PETALING JAYA: The Cabinet discussed at length the issue of khat or Jawi calligraphy being taught in schools during its weekly meeting on Wednesday (Aug 14), say sources.
The sources further said that every member of the Cabinet was asked to give their opinion on the issue of khat being introduced in the Bahasa Melayu syllabus for Year Four pupils.
“There were other issues discussed but Prime Minister Tun Dr Mahathir Mohamad listened intently to every minister who had something to say on the khat issue.
“Education Minister Maszlee Malek also listened to everyone and gave his full cooperation in hearing all views, especially those opposed to teaching khat in school, deeming it as part of Islamisation, ” said the source.
“The whole discussion on khat in schools was very amicable and friendly, ” said the source.
Several ministers also raised the issue of polarising figure Zakir Naik, whose presence has created racial tension in Malaysia and want the Indian preacher booted out the country.

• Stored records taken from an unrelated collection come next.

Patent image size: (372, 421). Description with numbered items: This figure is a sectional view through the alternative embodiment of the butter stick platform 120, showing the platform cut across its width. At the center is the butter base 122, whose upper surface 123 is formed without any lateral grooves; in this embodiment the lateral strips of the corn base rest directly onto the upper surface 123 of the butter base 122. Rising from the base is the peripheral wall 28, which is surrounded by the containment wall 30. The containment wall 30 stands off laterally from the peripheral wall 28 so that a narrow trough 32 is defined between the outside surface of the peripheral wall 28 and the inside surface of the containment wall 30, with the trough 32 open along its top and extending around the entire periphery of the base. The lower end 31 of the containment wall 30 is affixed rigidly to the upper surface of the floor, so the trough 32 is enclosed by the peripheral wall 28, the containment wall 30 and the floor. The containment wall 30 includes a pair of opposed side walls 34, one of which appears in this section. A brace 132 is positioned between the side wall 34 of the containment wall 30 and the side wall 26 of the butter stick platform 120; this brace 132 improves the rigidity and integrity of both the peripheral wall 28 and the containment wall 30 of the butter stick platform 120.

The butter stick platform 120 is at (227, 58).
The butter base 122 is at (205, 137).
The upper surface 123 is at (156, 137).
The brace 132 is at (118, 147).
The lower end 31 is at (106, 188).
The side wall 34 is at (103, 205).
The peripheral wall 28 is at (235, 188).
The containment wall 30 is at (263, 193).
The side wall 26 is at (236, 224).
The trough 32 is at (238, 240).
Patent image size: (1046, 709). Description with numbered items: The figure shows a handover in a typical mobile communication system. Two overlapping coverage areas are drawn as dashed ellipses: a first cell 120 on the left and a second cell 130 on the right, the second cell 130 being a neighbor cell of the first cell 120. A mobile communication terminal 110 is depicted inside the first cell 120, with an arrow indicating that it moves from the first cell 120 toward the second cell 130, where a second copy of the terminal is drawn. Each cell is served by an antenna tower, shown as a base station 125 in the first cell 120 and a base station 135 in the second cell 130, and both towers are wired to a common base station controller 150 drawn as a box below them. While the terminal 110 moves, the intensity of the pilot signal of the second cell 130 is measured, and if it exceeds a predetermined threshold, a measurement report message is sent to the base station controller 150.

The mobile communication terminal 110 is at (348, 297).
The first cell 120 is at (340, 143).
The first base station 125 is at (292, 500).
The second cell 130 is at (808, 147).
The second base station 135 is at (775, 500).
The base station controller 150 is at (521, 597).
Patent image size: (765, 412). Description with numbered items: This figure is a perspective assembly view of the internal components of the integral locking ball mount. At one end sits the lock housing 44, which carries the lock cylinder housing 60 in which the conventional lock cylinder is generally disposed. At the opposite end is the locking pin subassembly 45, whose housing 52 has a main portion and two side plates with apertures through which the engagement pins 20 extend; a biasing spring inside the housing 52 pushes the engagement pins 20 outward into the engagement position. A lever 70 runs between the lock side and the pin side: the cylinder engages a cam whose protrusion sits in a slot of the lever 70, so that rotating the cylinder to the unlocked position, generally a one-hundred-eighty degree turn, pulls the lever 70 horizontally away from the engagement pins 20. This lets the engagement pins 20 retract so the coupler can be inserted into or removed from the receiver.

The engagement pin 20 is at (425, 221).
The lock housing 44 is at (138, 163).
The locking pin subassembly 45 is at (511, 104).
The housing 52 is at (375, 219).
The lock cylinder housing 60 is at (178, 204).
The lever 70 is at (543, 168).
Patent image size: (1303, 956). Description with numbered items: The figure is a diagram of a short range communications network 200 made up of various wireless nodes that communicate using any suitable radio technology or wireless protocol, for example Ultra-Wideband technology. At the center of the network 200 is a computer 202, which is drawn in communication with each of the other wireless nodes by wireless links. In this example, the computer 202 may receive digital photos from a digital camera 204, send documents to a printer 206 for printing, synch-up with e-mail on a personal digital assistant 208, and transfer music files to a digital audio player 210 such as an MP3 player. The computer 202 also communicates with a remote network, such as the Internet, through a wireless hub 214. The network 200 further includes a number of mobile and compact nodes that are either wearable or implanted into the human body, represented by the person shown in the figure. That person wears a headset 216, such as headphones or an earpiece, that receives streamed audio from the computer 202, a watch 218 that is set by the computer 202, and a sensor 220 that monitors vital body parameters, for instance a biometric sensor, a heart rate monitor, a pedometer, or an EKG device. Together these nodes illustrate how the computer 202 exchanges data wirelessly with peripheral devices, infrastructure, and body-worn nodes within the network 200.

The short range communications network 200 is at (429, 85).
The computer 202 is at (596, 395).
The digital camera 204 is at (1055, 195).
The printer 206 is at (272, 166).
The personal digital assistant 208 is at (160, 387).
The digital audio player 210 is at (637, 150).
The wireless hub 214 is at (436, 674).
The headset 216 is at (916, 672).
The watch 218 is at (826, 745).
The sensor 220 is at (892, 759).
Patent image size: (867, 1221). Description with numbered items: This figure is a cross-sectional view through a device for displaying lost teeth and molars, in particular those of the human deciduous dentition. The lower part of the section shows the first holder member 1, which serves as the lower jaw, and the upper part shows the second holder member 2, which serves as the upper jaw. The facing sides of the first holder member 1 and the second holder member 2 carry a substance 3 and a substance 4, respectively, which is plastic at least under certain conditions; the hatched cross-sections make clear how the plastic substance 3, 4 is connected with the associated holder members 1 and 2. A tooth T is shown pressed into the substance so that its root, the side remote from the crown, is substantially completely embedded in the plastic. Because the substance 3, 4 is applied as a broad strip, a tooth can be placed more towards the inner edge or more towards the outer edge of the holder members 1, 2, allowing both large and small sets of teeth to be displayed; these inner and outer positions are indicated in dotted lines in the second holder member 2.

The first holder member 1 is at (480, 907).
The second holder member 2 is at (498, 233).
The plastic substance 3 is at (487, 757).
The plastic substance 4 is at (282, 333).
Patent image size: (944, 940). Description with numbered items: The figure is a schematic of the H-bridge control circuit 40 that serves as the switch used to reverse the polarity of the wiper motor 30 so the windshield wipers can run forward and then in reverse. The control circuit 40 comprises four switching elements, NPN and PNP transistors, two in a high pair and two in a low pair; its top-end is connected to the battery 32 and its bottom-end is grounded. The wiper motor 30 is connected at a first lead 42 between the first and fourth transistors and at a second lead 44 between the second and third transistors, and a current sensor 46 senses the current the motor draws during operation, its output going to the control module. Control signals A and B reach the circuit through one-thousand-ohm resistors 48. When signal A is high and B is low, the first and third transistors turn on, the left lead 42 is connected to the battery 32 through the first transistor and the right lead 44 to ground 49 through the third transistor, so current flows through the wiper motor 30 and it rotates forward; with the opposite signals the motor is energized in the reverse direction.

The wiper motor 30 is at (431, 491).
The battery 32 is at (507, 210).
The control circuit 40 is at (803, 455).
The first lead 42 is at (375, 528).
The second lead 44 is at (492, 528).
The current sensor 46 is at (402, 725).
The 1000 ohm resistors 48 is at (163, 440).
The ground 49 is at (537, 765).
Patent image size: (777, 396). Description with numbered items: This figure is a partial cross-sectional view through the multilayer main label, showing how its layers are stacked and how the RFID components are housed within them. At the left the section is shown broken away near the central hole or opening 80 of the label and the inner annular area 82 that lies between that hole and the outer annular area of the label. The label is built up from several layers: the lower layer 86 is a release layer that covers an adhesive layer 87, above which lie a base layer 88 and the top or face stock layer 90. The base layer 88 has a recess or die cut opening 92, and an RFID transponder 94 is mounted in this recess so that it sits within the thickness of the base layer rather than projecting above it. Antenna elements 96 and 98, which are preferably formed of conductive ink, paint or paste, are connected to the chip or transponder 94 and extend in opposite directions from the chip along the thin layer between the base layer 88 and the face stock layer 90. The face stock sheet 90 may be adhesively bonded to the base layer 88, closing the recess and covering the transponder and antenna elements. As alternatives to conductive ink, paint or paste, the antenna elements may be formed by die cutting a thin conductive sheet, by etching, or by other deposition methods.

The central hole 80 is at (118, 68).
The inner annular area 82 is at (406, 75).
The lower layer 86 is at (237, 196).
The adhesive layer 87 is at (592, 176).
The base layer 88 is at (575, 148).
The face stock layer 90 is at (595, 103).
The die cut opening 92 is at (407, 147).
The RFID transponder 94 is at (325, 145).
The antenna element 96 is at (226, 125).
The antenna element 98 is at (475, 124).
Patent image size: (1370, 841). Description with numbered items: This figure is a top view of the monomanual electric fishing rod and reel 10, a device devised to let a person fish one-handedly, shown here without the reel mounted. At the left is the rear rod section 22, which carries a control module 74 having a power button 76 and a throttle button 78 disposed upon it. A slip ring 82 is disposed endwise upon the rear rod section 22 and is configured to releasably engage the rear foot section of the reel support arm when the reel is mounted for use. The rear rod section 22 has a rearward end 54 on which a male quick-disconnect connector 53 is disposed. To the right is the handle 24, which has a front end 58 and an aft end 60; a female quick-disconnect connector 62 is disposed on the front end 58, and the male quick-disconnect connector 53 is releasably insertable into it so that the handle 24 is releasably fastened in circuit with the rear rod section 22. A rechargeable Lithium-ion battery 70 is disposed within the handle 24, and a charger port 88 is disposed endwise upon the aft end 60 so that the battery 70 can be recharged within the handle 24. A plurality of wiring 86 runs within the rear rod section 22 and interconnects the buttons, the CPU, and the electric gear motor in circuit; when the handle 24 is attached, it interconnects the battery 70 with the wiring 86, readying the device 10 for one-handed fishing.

“There was much opposition to Zakir crossing the boundaries of pitting Malaysians against Malaysians from various ministers from all parties. The Prime Minister agreed to do something about it and said that he noted the discontent and it is an issue that he will decide on very soon, ” said the source.
Cabinet meetings are held weekly for the ministers to meet the Prime Minister and iron out issues.
The khat issue has become heavily debated after the Education Ministry announced its plan to implement the art of writing the Jawi script for primary school pupils.
The syllabus is planned to start next year as part of the Year Four Bahasa Melayu subject, although students will not be tested on their skill in writing khat.
On the other hand, Zakir has allegedly made inflammatory statements about Malaysian Hindus and Chinese.
He is wanted in India over corruption charges but he was not deported, with certain parties saying that the charges were trumped-up.
Dr Mahathir has since admitted that Malaysia was in a catch-22 situation as Zakir was “an unwelcome guest Malaysia can’t send away”.